It has been a long time since American Catholics could expect to see the country’s president attending weekly mass, but it’s happening now. Every Sunday, President Biden goes to mass. He speaks openly about his faith. He paid tribute in his autobiography to the influence of nuns and priests as he was growing up in Delaware. He can be seen carrying a rosary. This is all heartening, and yet many Catholics, including some bishops, are reserved about the second Catholic president in the history of the US.
Their reservations were voiced by the president of the American bishops’ conference, Archbishop Jose Gomez of Los Angeles, who expressed the hierarchy’s eagerness to work with the president but declared he held positions “in the areas of abortion, contraception, marriage and gender” that “would advance moral evils and threaten human life and dignity”.
The ambivalence is, then, to do with the president’s position on these controversial moral and cultural issues of the moment. Abortion is the most obvious, but his position on gender and trans issues (about which he made significant policy changes in the first days of his presidency) are an indication that in America’s culture wars, he is to be found on one side, and not the orthodox Catholic one. These things matter; the question is whether they are sufficient to cancel out those respects in which Joe Biden is a good Catholic whose policies are congruent with – or motivated by – church teaching. Plainly Pope Francis regards the president sympathetically.
Perhaps it is no bad thing to have some distance between the church and the president. It is dangerous when a president can expect to be propped up by the bishops and downright unhealthy when the church is associated with one political party, as used to be the case with the Democrats. Certainly the Catholic hierarchy should engage in dialogue with the president in order to support those respects in which his administration is on the side of the angels and to take him to task for the ways in which his policies are at odds with church teaching or the common good.
There are a number of good things on the credit side already, and some unknowns. On the critical issue of nuclear weapons, we have yet to see where Joe Biden’s principles will take him. A reflexively hostile attitude to Russia is not an obvious route to disarmament.
Is the new president a man of peace? He is clear, following his predecessor, that China’s terrible treatment of the Uighur Muslims is genocidal. But he differs from Donald Trump in taking an assertive stance against the involvement of Saudi Arabia and the UAE in the devastating war in Yemen; that has to be a good thing. We shall see how his administration works in practice to defend religious freedom, particularly that of Christians, and indeed Yazidis, in the Middle East. His declared stance against the death penalty is in keeping with principles set out by Pope Benedict and Pope Francis. He has, moreover, tried to curb the most unacceptable element of US gun laws, free access to assault weapons. On the debit side, there was his early move to lift the ban on giving US foreign aid to non-governmental groups that provide or actively promote abortion. What would be really disastrous would be any move to pack the Supreme Court, where conservatives (six out of nine are Catholic) are now in the majority, with nominees hostile to a pro-life ethos.
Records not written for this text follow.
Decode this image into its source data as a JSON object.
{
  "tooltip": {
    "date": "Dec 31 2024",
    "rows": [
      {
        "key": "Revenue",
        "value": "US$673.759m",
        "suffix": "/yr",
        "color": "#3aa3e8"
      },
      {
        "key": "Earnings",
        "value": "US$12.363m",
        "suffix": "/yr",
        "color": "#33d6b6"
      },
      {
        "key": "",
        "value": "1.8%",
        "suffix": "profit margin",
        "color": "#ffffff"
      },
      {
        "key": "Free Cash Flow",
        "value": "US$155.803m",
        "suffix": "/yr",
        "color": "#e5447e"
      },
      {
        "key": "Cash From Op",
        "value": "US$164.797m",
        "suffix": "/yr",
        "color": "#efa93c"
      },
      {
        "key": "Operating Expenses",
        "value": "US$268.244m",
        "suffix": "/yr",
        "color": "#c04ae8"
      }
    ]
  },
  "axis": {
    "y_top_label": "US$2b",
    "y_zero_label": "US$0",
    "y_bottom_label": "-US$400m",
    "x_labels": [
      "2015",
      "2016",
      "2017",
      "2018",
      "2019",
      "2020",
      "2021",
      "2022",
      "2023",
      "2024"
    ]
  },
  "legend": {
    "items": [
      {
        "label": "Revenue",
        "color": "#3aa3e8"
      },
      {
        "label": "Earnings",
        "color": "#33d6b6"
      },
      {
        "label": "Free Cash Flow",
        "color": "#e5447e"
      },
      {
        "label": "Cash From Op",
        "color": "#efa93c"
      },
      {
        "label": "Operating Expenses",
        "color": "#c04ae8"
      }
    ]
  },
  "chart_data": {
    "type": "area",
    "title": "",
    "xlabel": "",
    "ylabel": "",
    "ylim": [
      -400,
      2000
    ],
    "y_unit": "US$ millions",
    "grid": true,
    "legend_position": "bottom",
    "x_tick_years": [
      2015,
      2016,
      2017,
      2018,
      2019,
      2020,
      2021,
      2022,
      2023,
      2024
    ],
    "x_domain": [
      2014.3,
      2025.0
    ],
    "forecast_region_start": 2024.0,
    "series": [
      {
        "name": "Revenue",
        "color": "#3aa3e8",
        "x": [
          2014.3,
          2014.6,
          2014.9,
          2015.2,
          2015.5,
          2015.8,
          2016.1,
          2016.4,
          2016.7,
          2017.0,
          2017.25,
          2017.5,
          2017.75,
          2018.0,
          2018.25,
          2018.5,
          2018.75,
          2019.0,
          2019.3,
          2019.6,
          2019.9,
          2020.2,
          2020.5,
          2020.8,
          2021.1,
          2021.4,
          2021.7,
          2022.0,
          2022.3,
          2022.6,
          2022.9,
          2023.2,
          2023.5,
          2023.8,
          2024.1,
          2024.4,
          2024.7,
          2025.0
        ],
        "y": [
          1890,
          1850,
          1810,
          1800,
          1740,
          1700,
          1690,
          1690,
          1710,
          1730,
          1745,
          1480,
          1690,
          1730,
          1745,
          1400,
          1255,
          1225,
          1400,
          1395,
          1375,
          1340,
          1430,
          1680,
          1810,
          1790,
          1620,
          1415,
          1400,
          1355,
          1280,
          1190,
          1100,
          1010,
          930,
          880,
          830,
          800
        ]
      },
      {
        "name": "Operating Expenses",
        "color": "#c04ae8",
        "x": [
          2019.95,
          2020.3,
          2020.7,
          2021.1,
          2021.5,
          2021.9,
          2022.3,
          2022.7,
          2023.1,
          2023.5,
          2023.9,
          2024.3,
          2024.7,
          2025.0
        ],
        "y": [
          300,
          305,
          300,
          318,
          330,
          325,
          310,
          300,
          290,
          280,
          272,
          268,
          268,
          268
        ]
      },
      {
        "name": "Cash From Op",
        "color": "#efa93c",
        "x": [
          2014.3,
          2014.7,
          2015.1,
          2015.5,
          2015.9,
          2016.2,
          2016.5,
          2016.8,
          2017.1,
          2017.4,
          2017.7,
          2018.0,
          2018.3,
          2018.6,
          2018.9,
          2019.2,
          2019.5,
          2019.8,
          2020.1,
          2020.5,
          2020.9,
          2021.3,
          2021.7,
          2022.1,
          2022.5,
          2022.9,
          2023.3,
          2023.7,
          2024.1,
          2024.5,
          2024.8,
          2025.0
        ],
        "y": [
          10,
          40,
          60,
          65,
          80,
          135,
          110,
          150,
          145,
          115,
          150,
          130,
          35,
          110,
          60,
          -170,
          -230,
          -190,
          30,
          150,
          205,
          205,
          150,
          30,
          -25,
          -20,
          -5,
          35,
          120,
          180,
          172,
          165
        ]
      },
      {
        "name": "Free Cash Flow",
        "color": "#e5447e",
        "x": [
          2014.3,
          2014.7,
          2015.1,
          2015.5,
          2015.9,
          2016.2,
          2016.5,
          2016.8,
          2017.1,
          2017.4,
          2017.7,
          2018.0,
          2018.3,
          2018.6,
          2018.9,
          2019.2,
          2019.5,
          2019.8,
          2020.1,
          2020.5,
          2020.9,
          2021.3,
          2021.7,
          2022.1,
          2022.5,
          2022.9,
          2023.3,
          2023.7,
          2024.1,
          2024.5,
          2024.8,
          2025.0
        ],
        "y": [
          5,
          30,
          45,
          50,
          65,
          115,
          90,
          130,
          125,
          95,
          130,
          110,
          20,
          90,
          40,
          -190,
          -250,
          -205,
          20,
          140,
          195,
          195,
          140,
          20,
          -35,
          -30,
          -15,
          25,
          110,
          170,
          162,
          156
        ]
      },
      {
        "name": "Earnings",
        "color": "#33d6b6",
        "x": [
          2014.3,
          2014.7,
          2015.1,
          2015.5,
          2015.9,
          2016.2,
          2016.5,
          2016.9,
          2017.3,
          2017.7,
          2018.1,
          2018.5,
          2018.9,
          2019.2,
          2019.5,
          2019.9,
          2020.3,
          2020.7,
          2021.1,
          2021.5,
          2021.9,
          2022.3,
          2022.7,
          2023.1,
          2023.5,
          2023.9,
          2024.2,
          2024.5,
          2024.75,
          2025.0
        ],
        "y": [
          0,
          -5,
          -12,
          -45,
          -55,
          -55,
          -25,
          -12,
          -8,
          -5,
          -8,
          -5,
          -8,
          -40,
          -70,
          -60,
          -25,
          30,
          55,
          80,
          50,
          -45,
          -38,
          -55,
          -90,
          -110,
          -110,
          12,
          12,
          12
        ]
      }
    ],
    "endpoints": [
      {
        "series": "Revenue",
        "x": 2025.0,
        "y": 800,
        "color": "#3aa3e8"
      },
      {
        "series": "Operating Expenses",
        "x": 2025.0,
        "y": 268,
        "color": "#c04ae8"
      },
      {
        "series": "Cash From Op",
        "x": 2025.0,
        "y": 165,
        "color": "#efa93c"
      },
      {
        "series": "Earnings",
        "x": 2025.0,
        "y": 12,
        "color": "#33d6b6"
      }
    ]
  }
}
The new president comes to office at a time when Catholic leadership and its values are increasingly defining public debate and being promoted as a form of healing. Biden has a photo of Pope Francis in the Oval Office. This is encouraging even if Catholics and non-Catholics still disagree on which social values to prioritise. After he was sworn in, the Wall Street Journal ran an essay entitled: “Can Catholic Social Teaching Unite a Divided America?”
In his inaugural address, President Biden quoted St Augustine, who “wrote that the people was a multitude defined by the common objects of their love”. We must hope that common objects of love in this presidency include justice for all, born and unborn, at home and abroad. Catholics should pray for him.